Los familiares se aferraban a los papeles expedidos por las autoridades locales que permitirían a los muertos -pero no a sus parientes vivos- pasar a la provincia de Alepo a través del paso fronterizo turco de Cilvegozu, cerrado al tráfico regular desde que comenzó el conflicto en Siria hace 12 años.

Al otro lado de la frontera, sus familiares los recogerán para enterrarlos.

Hussein Ghandoura se agachó en el interior de un camión y acercó su mejilla a una de las cinco bolsas negras. Dentro, el cuerpo de su hijo Mohammad, de 16 años.

"Acabo de despedirme de él antes de su viaje final", declaró Ghandoura a Reuters el miércoles.

Más de 8.500 personas murieron en Turquía como consecuencia de los terremotos de magnitud récord que sacudieron el país el lunes. Entre las víctimas hay sirios que desde 2011 han huido del conflicto que asola su país. Los temblores mataron a otros 2.500 en Siria.

La frontera entre los dos vecinos permanece cerrada a la mayor parte del tráfico y, hasta ahora, a las operaciones de ayuda. Pero las autoridades turcas estaban permitiendo que los cadáveres certificados por los hospitales turcos cruzaran al norte de Siria, gran parte del cual está en manos de las fuerzas rebeldes opuestas al gobierno de Damasco.

Un hombre retenía a dos mujeres que lloraban mientras intentaban permanecer cerca de uno de los camiones llenos de cadáveres.

"Dejemos que los muertos se vayan primero, entonces tal vez un día los vivos puedan irse", les dijo.

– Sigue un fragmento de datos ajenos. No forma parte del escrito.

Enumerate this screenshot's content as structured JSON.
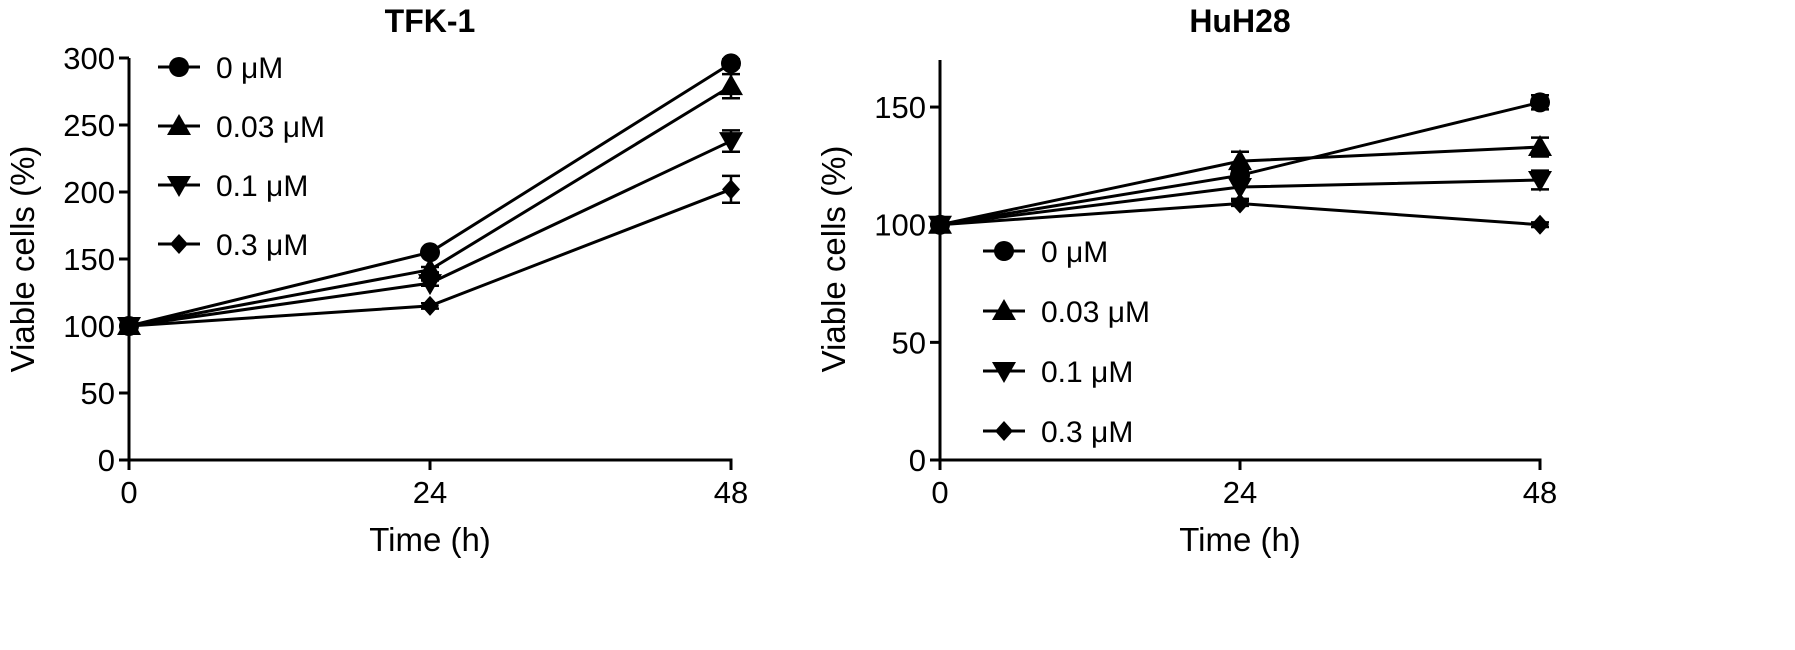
{
  "chart_data": [
    {
      "type": "line",
      "title": "TFK-1",
      "xlabel": "Time (h)",
      "ylabel": "Viable cells (%)",
      "x": [
        0,
        24,
        48
      ],
      "xticks": [
        "0",
        "24",
        "48"
      ],
      "xlim": [
        0,
        48
      ],
      "ylim": [
        0,
        300
      ],
      "yticks": [
        "0",
        "50",
        "100",
        "150",
        "200",
        "250",
        "300"
      ],
      "grid": false,
      "legend_position": "top-left",
      "series": [
        {
          "name": "0 μM",
          "marker": "circle",
          "values": [
            100,
            155,
            296
          ],
          "errors": [
            0,
            2,
            3
          ]
        },
        {
          "name": "0.03 μM",
          "marker": "triangle-up",
          "values": [
            100,
            142,
            279
          ],
          "errors": [
            0,
            2,
            9
          ]
        },
        {
          "name": "0.1 μM",
          "marker": "triangle-down",
          "values": [
            100,
            132,
            238
          ],
          "errors": [
            0,
            2,
            8
          ]
        },
        {
          "name": "0.3 μM",
          "marker": "diamond",
          "values": [
            100,
            115,
            202
          ],
          "errors": [
            0,
            2,
            10
          ]
        }
      ]
    },
    {
      "type": "line",
      "title": "HuH28",
      "xlabel": "Time (h)",
      "ylabel": "Viable cells (%)",
      "x": [
        0,
        24,
        48
      ],
      "xticks": [
        "0",
        "24",
        "48"
      ],
      "xlim": [
        0,
        48
      ],
      "ylim": [
        0,
        170
      ],
      "yticks": [
        "0",
        "50",
        "100",
        "150"
      ],
      "grid": false,
      "legend_position": "bottom-left",
      "series": [
        {
          "name": "0 μM",
          "marker": "circle",
          "values": [
            100,
            121,
            152
          ],
          "errors": [
            0,
            3,
            3
          ]
        },
        {
          "name": "0.03 μM",
          "marker": "triangle-up",
          "values": [
            100,
            127,
            133
          ],
          "errors": [
            0,
            4,
            4
          ]
        },
        {
          "name": "0.1 μM",
          "marker": "triangle-down",
          "values": [
            100,
            116,
            119
          ],
          "errors": [
            0,
            5,
            4
          ]
        },
        {
          "name": "0.3 μM",
          "marker": "diamond",
          "values": [
            100,
            109,
            100
          ],
          "errors": [
            0,
            1,
            1
          ]
        }
      ]
    }
  ]
}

Ossama Abdulrazzaq, un sirio alto, con los ojos empañados por las lágrimas, comprobaba los papeles del cadáver de su hermana.

"Está embarazada en su último mes. Se suponía que iba a dar a luz en dos días. Se supone que está de parto", dijo Abdulrazzaq.

TRAGEDIA FAMILIAR

Muchas familias sirias extensas viven en la ciudad de Antakya, duramente golpeada, y en Kirikhan, una pequeña ciudad turca a unos 50 km (30 millas) de la frontera.

En Kirikhan, los equipos de rescate turcos con grúas retiraban el miércoles los escombros de las casas, ayudados por sirios con guantes de trabajo que buscaban a sus propios familiares.

Un cuerpo tras otro, Salah al-Naasan, de 55 años, encontró a su familia.

Llevando fotografías familiares arrugadas, el sirio lloraba en la acera mientras los rescatadores traían a su nuera, también embarazada, y luego a sus dos nietos. Su hijo seguía desaparecido.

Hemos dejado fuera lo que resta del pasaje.